Alan Gura is an American litigator practicing in the areas of civil litigation, appellate litigation, and civil rights law at Gura P.L.L.C. Gura successfully argued two landmark constitutional cases before the United States Supreme Court involving firearms, District of Columbia v. Heller and McDonald v. Chicago.

==Early life and education==
Gura was born in Israel and settled in Los Angeles, California with his family when he was seven years old. Gura received his BA from Cornell University in 1992 and received his JD from the Georgetown University Law Center in 1995.

==Career==
Prior to founding Gura & Possessky, PLLC, Gura began his career by serving as a law clerk to the Honorable Terrence W. Boyle, United States District Judge for the Eastern District of North Carolina. Subsequently, as a Deputy Attorney General for the State of California, Gura defended the State of California and its employees in state and federal courts. Thereafter, Gura entered the private practice of law with the Washington, D.C. offices of Sidley & Austin. In February 2000, he left the firm to serve for a year as Counsel to the United States Senate Committee on the Judiciary, Subcommittee on Criminal Justice Oversight.
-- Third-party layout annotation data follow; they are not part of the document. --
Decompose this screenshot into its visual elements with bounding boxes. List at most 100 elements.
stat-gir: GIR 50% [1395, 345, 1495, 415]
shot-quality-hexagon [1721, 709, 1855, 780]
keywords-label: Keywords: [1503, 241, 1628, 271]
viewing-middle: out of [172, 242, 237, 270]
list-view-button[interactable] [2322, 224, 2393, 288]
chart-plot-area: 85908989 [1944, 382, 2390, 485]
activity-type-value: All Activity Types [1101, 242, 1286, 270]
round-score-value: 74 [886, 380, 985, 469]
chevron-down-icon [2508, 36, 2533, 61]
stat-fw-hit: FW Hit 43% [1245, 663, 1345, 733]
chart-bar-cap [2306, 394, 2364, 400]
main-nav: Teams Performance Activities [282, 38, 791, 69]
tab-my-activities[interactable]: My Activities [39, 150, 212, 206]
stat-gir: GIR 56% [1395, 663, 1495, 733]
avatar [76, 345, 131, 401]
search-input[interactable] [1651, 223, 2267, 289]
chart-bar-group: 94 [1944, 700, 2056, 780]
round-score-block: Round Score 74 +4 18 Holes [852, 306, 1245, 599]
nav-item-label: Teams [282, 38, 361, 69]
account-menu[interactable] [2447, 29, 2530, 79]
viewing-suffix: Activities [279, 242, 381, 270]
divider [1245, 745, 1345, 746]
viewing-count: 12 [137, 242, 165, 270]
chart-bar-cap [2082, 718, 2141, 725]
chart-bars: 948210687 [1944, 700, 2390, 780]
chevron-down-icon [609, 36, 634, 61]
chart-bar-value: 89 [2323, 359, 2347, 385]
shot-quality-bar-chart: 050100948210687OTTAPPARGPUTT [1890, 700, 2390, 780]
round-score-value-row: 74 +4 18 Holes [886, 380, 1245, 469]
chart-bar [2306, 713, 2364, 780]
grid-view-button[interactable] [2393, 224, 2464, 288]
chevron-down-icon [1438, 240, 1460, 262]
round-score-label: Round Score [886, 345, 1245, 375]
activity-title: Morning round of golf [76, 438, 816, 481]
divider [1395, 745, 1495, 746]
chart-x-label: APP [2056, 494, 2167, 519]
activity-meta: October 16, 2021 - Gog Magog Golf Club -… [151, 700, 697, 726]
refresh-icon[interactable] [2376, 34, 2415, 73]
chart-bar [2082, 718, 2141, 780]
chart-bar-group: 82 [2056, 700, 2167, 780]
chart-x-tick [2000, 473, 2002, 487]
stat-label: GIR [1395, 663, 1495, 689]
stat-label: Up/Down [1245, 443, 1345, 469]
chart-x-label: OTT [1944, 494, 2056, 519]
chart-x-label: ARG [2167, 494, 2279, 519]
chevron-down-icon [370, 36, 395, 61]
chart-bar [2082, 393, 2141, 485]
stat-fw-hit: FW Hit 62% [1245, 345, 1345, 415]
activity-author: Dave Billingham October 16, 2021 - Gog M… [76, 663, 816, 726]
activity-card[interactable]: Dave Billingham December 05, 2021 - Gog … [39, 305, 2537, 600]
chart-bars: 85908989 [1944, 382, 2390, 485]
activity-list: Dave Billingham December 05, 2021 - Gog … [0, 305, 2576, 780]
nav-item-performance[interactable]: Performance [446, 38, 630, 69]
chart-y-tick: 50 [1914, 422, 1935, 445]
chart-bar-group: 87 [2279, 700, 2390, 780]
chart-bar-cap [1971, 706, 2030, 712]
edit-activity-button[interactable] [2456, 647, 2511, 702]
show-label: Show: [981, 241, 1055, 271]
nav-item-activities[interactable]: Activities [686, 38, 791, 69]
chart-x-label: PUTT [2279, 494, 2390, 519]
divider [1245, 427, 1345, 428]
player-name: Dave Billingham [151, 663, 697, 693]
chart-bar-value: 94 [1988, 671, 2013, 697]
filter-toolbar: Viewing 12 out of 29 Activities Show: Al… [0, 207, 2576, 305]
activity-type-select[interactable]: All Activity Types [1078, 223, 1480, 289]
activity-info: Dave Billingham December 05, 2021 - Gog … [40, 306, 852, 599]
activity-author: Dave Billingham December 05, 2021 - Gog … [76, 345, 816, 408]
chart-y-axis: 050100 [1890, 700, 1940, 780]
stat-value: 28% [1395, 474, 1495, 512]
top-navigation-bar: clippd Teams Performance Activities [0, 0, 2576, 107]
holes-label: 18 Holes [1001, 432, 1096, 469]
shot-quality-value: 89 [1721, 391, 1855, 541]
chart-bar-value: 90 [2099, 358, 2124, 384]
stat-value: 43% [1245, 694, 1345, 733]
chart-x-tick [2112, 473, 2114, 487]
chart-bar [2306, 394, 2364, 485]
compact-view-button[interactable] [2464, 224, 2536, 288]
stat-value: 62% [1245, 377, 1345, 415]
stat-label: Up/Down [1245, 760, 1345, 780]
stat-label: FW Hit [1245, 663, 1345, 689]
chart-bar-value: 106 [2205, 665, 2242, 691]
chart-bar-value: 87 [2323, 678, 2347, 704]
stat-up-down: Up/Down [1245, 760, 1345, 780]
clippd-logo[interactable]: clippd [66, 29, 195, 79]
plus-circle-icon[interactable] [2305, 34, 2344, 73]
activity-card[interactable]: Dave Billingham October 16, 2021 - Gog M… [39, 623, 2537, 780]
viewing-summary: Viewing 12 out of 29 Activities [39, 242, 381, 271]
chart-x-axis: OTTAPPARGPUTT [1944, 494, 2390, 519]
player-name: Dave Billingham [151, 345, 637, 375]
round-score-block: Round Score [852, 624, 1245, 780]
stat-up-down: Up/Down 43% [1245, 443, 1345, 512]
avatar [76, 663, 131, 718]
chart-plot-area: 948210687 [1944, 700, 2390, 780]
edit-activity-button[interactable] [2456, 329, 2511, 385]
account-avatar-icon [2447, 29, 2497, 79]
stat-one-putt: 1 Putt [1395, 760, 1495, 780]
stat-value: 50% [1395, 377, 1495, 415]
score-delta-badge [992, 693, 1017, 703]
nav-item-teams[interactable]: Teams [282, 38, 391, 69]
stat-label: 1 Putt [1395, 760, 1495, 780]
On July 13, 2009, Legal Times named Gura to the list of “40 Under 40” of Washington D.C.’s rising legal stars. On March 22, 2013, the National Law Journal named Mr. Gura one of "The 100 Most Influential Lawyers in America." On June 6, 2016, he argued for the plaintiff, Defense Distributed, in court against the United States State Department in Defense Distributed v. U.S. Dept. of State. In February 2021, he was named Vice President for Litigation of the Institute for Free Speech.